There are a number of common causes of upset stomach after eating, and depending on the severity of discomfort and other possible symptoms, it may be indicative of some potentially serious health issues. One of the most common reasons for an upset stomach right after eating is simply eating too much, and the excess food can cause physical discomfort for some time after eating. There is also the possibility that a person has been exposed to food-borne illnesses such as salmonella, or he or she may have a food allergy. An upset stomach can also be indicative of serious medical issues such as a heart attack or stomach ulcers.

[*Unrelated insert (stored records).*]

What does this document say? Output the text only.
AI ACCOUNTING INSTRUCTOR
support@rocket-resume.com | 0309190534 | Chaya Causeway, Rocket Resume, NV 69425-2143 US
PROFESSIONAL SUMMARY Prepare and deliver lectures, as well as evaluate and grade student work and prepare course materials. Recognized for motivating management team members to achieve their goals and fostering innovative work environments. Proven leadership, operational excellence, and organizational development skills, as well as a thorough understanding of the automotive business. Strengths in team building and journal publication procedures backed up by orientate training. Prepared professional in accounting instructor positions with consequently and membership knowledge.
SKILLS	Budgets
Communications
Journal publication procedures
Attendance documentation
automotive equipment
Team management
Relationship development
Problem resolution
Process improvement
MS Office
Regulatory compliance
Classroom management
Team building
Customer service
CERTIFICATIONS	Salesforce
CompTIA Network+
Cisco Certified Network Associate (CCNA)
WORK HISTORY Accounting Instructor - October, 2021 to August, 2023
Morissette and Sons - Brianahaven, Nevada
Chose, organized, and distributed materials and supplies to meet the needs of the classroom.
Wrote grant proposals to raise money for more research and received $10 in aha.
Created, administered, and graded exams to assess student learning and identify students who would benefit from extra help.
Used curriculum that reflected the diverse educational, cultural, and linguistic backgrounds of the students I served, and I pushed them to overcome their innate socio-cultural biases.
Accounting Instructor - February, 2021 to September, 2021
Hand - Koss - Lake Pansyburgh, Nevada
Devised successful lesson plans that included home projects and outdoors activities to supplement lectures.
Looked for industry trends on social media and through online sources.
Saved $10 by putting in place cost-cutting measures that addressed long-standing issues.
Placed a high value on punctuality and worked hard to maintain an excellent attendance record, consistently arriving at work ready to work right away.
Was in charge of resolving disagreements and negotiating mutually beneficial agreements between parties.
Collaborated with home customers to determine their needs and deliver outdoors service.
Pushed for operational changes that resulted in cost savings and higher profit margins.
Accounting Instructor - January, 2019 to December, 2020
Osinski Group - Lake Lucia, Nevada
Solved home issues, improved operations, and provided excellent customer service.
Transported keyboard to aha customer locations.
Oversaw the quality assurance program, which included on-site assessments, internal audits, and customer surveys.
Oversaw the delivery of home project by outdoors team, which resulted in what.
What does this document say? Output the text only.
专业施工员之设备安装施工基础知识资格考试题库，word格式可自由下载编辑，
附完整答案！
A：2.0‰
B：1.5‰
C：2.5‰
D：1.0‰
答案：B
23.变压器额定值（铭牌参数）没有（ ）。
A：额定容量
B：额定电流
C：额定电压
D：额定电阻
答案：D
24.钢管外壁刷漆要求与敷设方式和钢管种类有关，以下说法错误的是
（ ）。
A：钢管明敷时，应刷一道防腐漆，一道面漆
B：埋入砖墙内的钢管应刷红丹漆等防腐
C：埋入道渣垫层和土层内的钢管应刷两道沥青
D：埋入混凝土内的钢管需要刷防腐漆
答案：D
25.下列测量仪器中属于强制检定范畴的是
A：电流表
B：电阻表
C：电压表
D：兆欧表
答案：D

The most common physical sensations related to an upset stomach after eating are physical discomfort, usually around a person’s midsection, though this can be accompanied by feelings of nausea as well. Heartburn can also be common with an upset stomach, which typically feels like an intense burning sensation within a person’s chest and esophagus or throat. Someone experiencing such symptoms after eating may also have other physical issues such as diarrhea or vomiting.
Overeating is one of the most common reasons for an upset stomach, and care should be taken to ensure a proper amount of food is consumed. Most people experience a delay between a sense of fullness and actual fullness within their stomach. This means that eating slower typically allows a person to more realistically understand his or her actual hunger. Stopping between portions to allow his or her body to potentially feel full can also be a good way for a person to prevent overeating.
Food-borne illnesses such as Salmonella or Staphylococcus can also cause upset stomach after eating, though these effects may take longer to develop. Such discomfort is often accompanied by nausea, diarrhea, and vomiting, which can lead to further issues such as dehydration. Unsafe food handling practices or undercooked food can often lead to such “food poisoning,” and care should be taken whenever handling or eating raw meat or eggs. Some food allergies can also cause stomach discomfort after eating certain foods, and these effects may also be joined by rashes, hives, throat closure, and entering anaphylactic shock.
While an upset stomach after eating may be fairly innocuous, it can also potentially be a symptom of a more severe medical condition. Abdominal discomfort can be a symptom of an acute myocardial infarction, or heart attack, and if such feelings are accompanied by a shortness of breath, chest pains, or other strange sensations, medical attention should be sought. Common and recurring upset stomach or heartburn can also be indicative of gastritis or similar gastrointestinal issues, which may cause ulcers and other complications. Anyone experiencing long-term or recurring stomach pains should consult a medical professional.